Collecting her wits, Ampris turned and did as she was told.

She had confused impressions of sound—great tides of it washing over her as the crowd shouted. They weren’t cheering for her, she knew. They were cheering for combat, for blood. She felt dwarfed by the arena, arching up high, high over her. The spectators themselves, a mixture of trainees, instructors, buyers, and the merely curious, were a blur surrounding her on all sides. The cams hovering overhead floated lower to record her.

She reached the center of the arena and stood awkwardly, feeling increasingly ill-at-ease and nervous.

The scoreboard changed colors, shimmering as names and scores were abruptly canceled. As they vanished and a blank red screen glowed in their place, Ampris stared up at it and backed her ears in alarm.

What did this mean? Why weren’t her name and number on the board? Wasn’t she going to be scored at all?

A fresh roar from the spectators made her look up swiftly, expecting to see Sheir coming at last. Instead, she saw the judge and referrents leaving the arena, the latter dragging their nets with them.

The blood drained from Ampris’s head. She stared, unwilling to believe what their departure meant.

The loudspeaker boomed, bringing quiet to the stands.

“Scoring is halted,” the announcement came. “Combat is challenge by trainee One-one-A to instructor. Open rules.”

Cheers swelled up from the trainees in the stands. The announcement, however, had been made for the buying agents, some of whom were craning their necks and murmuring to each other. Some tossed down their refreshments and moved intently to the edge of their seats. Others spoke hurriedly into their hand-links.

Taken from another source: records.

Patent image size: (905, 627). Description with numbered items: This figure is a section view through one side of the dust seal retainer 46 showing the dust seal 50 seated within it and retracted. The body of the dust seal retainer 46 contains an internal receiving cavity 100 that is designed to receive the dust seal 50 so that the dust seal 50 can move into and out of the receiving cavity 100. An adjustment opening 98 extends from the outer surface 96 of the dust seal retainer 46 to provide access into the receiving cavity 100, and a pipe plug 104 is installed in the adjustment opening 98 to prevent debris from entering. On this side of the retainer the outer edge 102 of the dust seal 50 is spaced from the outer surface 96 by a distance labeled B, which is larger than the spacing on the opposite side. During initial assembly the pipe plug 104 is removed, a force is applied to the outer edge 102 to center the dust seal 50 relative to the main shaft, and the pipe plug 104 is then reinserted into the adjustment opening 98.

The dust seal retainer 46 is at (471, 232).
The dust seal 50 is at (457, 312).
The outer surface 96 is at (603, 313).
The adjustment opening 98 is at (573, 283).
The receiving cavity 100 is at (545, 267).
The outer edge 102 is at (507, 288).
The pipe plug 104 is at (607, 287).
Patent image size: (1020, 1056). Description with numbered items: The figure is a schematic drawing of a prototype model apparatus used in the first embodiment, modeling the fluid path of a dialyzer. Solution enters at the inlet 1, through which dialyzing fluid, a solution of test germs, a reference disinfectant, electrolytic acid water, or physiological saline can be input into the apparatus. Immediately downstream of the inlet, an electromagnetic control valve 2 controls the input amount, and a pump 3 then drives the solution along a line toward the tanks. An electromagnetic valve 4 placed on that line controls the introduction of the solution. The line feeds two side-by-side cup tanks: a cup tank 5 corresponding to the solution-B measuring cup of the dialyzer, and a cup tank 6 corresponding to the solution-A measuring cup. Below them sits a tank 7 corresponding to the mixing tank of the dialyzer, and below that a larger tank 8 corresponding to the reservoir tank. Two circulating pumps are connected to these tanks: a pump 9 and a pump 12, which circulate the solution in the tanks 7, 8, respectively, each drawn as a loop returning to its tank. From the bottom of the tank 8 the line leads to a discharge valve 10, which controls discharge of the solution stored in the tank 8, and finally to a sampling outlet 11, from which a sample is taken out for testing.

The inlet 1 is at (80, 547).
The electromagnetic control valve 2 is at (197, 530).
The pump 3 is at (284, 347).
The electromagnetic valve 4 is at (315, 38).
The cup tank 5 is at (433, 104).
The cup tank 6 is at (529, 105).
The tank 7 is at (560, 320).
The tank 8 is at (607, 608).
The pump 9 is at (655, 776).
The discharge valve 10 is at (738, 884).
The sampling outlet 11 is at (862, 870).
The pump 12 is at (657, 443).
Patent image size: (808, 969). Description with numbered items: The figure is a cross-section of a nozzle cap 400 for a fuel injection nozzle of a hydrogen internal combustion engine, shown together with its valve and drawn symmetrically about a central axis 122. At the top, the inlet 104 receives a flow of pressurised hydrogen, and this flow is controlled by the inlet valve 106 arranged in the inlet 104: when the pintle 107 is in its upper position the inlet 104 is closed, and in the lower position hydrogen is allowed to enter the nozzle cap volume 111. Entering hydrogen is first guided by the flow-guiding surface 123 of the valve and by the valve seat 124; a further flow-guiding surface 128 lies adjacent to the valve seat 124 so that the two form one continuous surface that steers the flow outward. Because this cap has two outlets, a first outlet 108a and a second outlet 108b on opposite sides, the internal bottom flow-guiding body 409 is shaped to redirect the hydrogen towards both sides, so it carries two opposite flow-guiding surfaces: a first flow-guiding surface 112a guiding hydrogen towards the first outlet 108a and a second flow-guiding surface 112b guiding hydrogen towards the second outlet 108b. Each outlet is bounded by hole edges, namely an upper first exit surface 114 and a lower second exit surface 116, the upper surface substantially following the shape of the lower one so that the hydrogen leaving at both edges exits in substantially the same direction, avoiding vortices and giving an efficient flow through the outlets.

Ampris stared with her mouth open, unable to believe her ears. Her request hadn’t been denied after all. But which instructor was she to fight?

That mattered less than the fact that the combat was to be held under open rules. Suddenly she understood all too clearly what the red scoreboard and departing referrents meant. This was to be a real competition, a real battle, with no team of referrents to save her once she was pinned or struck down.

This was to be a fight to the death . . . and if fortune did not suddenly smile on her, it would be
her
death.

Ampris’s courage deserted her. What insanity was this? In seeking to avoid dying in an arena, she had brought about that very situation. And even sooner than she might otherwise have had to face it.

Her heart froze in her chest. Her legs lost their strength, and she barely kept herself from sinking to the sand. She wanted to run, but all the gates were closed and guards stood everywhere.

From the holding pen came a ragged, savage cheer. “Ampris!” the graduates called her name. She saw several of them holding their fists aloft and snarling.
“Saa-vel harh!”

Ampris swallowed hard. Saa-vel harh meant to draw first blood. It was both a war cry and a wish for victory. They were cheering for her, giving her their support.

Her heart started thumping again. She drew in a full breath. Never mind that her heart was beating too fast, or that her mind was racing, or that her grip felt awkward and slippery on her glaudoon. They had wished her victory, these comrades who were not supposed to be friends.